И вот опять, опять ты – Иегова,

Кровавый Бог отмщения и гнева!

 

Ты розлил дым и пламя по морям,

Водою алою одел ты сушу.

Ты губишь плоть... Но, Боже, матерям –

Твоё оружие проходит душу!

 

Ужели не довольно было Той,

Что под крестом тогда стояла, рано?

Нет, не для нас, но для Неё, Одной,

Железо вынь из материнской раны!

 

О, прикоснись к дымнобагровой мгле

Не древнею грозою, а – Любовью.

Отец, Отец! Склонись к Твоей земле:

Она пропитана Сыновней кровью.

 

Боятся

 

Щетинятся сталью, трясясь от страха,

Залезли за пушки, примкнули штык,

Но бегает глаз под серой папахой,

Из чёрного рта – истошный рык...

Присел, но взгудел, отпрянул кошкой...

А любо!

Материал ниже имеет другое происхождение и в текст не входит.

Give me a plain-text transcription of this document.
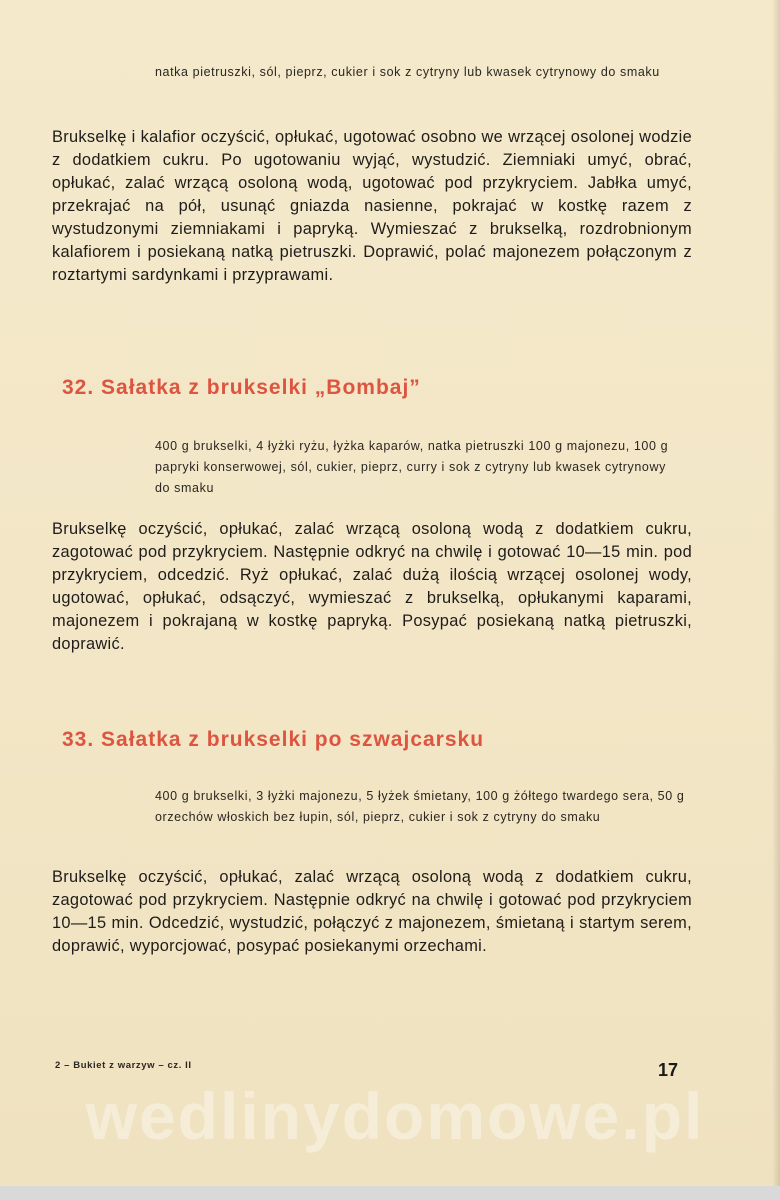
natka pietruszki, sól, pieprz, cukier i sok z cytryny lub kwasek cytrynowy do smaku

Brukselkę i kalafior oczyścić, opłukać, ugotować osobno we wrzącej osolonej wodzie z dodatkiem cukru. Po ugotowaniu wyjąć, wystudzić. Ziemniaki umyć, obrać, opłukać, zalać wrzącą osoloną wodą, ugotować pod przykryciem. Jabłka umyć, przekrajać na pół, usunąć gniazda nasienne, pokrajać w kostkę razem z wystudzonymi ziemniakami i papryką. Wymieszać z brukselką, rozdrobnionym kalafiorem i posiekaną natką pietruszki. Doprawić, polać majonezem połączonym z roztartymi sardynkami i przyprawami.

32. Sałatka z brukselki „Bombaj”

400 g brukselki, 4 łyżki ryżu, łyżka kaparów, natka pietruszki 100 g majonezu, 100 g papryki konserwowej, sól, cukier, pieprz, curry i sok z cytryny lub kwasek cytrynowy do smaku

Brukselkę oczyścić, opłukać, zalać wrzącą osoloną wodą z dodatkiem cukru, zagotować pod przykryciem. Następnie odkryć na chwilę i gotować 10—15 min. pod przykryciem, odcedzić. Ryż opłukać, zalać dużą ilością wrzącej osolonej wody, ugotować, opłukać, odsączyć, wymieszać z brukselką, opłukanymi kaparami, majonezem i pokrajaną w kostkę papryką. Posypać posiekaną natką pietruszki, doprawić.

33. Sałatka z brukselki po szwajcarsku

400 g brukselki, 3 łyżki majonezu, 5 łyżek śmietany, 100 g żółtego twardego sera, 50 g orzechów włoskich bez łupin, sól, pieprz, cukier i sok z cytryny do smaku

Brukselkę oczyścić, opłukać, zalać wrzącą osoloną wodą z dodatkiem cukru, zagotować pod przykryciem. Następnie odkryć na chwilę i gotować pod przykryciem 10—15 min. Odcedzić, wystudzić, połączyć z majonezem, śmietaną i startym serem, doprawić, wyporcjować, posypać posiekanymi orzechami.

2 – Bukiet z warzyw – cz. II	17

wedlinydomowe.pl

Густа темь на дворе!

Скользнули пальцы, ища застёжку,

По смуглым пятнам на кобуре...

Револьвер, пушка, ручная граната ль, –

Добру своему ты господин.

Иди, выходи же, заячья падаль!

Ведь я безоружен! Я один!

Да крепче винти, завинчивай гайки.

Нацелься... Жутко? Дрожит рука?

Мне пуля – на миг... А тебе нагайки,

Тебе хлысты мои – на века!

 

Дни

 

Все дни изломаны, как преступлением,

Седого Времени заржавел ход.

И тело сковано оцепенением,

И сердце сдавлено, и кровь – как лёд.

 

Но знаю молнии: всё изменяется...

Во сне пророческом иль наяву?

Копьё Архангела меня касается

Ожогом пламенным – и я живу.

 

Пусть на мгновение, – на полмгновения,

Одним касанием растоплен лёд...

Я верю в счастие освобождения,

В Любовь, прощение, в огонь – в полёт!

 

Качание

 

Всё «Я» моё, как маятник, качается,

и длинен, длинен размах.

Качается, скользит, перемежается –

то надежда – то страх.

 

От знания, незнания, мерцания

умирает моя плоть.

Безумного качания страдание

ты ль осудишь, Господь?

 

Прерви его, и зыбкое мучение

останови! останови!

Но только не на ужасе падения,

а на взлёте – на Любви!

 

Будет

 

И. И. Манухину

 

Ничто не сбывается.

А я верю.

Везде разрушение,

А я надеюсь.

Все обманывают,

А я люблю.

Кругом несчастие,

Но радость будет.

Близкая радость,

Нездешняя – здесь.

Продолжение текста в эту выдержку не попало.